Ge soon realized what was going on: The men had been dispatched 640 miles by her local government to make sure she didn't get a permit. When she began to elaborate on her situation, they told her to go home. When she tried to leave the office to go sightseeing instead, they blocked her path.

"I was a little afraid," Ge recalled. She said she turned to the Beijing officer and asked if she had to go with the men. He nodded yes. "There were four of them. They were big. What could I do?"

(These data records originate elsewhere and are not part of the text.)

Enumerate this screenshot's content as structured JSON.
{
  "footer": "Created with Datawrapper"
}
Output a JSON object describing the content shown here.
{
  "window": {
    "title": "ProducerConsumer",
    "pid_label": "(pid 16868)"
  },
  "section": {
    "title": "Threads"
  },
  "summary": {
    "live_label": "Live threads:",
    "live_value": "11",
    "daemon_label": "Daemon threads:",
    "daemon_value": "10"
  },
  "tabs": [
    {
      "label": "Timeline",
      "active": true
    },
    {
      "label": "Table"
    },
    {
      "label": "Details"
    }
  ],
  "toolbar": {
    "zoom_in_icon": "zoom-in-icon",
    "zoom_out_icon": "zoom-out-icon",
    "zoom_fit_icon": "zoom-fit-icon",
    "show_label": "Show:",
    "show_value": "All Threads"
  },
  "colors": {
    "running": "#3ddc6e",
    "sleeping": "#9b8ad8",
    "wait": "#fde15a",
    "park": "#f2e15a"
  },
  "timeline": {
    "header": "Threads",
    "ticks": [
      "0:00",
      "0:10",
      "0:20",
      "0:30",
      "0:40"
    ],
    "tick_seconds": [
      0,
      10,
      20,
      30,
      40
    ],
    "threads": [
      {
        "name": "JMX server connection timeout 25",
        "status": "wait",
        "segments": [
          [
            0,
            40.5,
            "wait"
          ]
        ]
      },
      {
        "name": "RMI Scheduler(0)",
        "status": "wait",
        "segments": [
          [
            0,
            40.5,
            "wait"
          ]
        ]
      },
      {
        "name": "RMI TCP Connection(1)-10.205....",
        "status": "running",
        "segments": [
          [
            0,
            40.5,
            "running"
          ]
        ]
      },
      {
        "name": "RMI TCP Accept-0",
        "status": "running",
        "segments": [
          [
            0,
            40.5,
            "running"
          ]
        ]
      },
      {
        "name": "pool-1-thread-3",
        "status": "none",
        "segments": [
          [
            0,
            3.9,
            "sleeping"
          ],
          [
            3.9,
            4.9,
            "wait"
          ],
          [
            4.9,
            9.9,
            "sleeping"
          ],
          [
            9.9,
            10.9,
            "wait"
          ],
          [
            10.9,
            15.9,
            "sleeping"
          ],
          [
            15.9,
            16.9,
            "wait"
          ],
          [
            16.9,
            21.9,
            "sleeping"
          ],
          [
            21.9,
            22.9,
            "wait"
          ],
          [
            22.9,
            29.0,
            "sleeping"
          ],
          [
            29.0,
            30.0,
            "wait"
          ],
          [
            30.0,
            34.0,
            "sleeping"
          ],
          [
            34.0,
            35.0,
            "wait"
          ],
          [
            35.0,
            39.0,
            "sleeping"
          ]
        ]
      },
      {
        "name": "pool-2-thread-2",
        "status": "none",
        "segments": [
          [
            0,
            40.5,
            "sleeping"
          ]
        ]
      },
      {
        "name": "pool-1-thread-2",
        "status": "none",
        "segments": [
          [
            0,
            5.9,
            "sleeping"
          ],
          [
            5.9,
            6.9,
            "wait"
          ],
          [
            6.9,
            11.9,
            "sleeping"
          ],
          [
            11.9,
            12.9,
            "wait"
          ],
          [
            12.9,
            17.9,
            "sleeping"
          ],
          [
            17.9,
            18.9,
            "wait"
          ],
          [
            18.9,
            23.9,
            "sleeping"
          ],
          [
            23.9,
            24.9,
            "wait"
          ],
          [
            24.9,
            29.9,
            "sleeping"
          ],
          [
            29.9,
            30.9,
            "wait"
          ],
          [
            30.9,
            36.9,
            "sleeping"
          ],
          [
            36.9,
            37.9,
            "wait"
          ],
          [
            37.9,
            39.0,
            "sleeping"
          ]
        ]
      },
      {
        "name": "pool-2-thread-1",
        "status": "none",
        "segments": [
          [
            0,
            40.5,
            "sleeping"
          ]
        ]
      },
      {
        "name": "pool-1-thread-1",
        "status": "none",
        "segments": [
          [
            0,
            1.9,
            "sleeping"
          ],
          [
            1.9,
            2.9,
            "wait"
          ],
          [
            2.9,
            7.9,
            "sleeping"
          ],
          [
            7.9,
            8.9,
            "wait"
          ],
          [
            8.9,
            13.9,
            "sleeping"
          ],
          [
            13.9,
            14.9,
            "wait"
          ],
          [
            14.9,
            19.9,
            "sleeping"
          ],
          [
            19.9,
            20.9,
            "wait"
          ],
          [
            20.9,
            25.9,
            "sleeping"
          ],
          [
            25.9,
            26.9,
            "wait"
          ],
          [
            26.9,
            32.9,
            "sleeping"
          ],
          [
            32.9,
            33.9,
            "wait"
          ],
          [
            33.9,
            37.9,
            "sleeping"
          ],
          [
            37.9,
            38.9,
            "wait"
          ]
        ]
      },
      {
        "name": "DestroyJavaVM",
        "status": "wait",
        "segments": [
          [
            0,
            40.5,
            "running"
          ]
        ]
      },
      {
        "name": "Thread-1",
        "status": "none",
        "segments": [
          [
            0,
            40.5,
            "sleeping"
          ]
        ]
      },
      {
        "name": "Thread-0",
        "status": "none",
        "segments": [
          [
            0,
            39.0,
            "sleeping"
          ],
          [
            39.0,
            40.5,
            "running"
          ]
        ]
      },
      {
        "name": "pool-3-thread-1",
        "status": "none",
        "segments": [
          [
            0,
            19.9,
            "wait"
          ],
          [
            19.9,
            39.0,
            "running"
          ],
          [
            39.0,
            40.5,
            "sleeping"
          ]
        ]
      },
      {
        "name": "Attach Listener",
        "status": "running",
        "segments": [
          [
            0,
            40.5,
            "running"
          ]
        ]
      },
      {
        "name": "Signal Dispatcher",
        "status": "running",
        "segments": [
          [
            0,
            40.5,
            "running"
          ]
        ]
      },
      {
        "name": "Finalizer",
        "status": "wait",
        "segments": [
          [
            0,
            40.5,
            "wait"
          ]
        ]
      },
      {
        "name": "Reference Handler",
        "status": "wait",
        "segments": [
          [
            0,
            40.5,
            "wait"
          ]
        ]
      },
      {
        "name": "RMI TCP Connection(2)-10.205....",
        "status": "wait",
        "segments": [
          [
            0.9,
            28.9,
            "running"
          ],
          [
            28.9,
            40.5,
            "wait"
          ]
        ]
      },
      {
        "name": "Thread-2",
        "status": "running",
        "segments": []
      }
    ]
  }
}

According to government guidelines, protesters seeking a permit must report to the Public Security Bureau five days before their planned demonstration and present identification along with a written application. They must fill out a form listing all participants in the protest, contact numbers and a summary of slogans that will be used during the demonstration. Foreigners need to follow similar steps but must file their documents with the border entry and exit administration.

Nicholas Bequelin, a China researcher for Human Rights Watch in Hong Kong, said he had not heard of any group getting approval yet. He suggested, however, that some would probably get the go-ahead.

The government wants "to allow a number of people to protest simply because it would be embarrassing to have these parks standing empty," he said.

The challenge for those applying is that, according to Chinese law, anything deemed "harmful" to the state could be grounds for denial. In addition, any protests related to Tibet are explicitly forbidden. There is nothing preventing officials from politicizing the protests and picking and choosing those that they think will put the best face on for Beijing, Bequelin said.

Vincent Brossel, who is in charge of the Asia-Pacific desk for the Paris-based group Reporters Without Borders, said applying for a protest permit is fraught with risk for applicants. Even before the run-up to the Games, Chinese were sometimes arrested or beaten for traveling to Beijing to petition central government officials.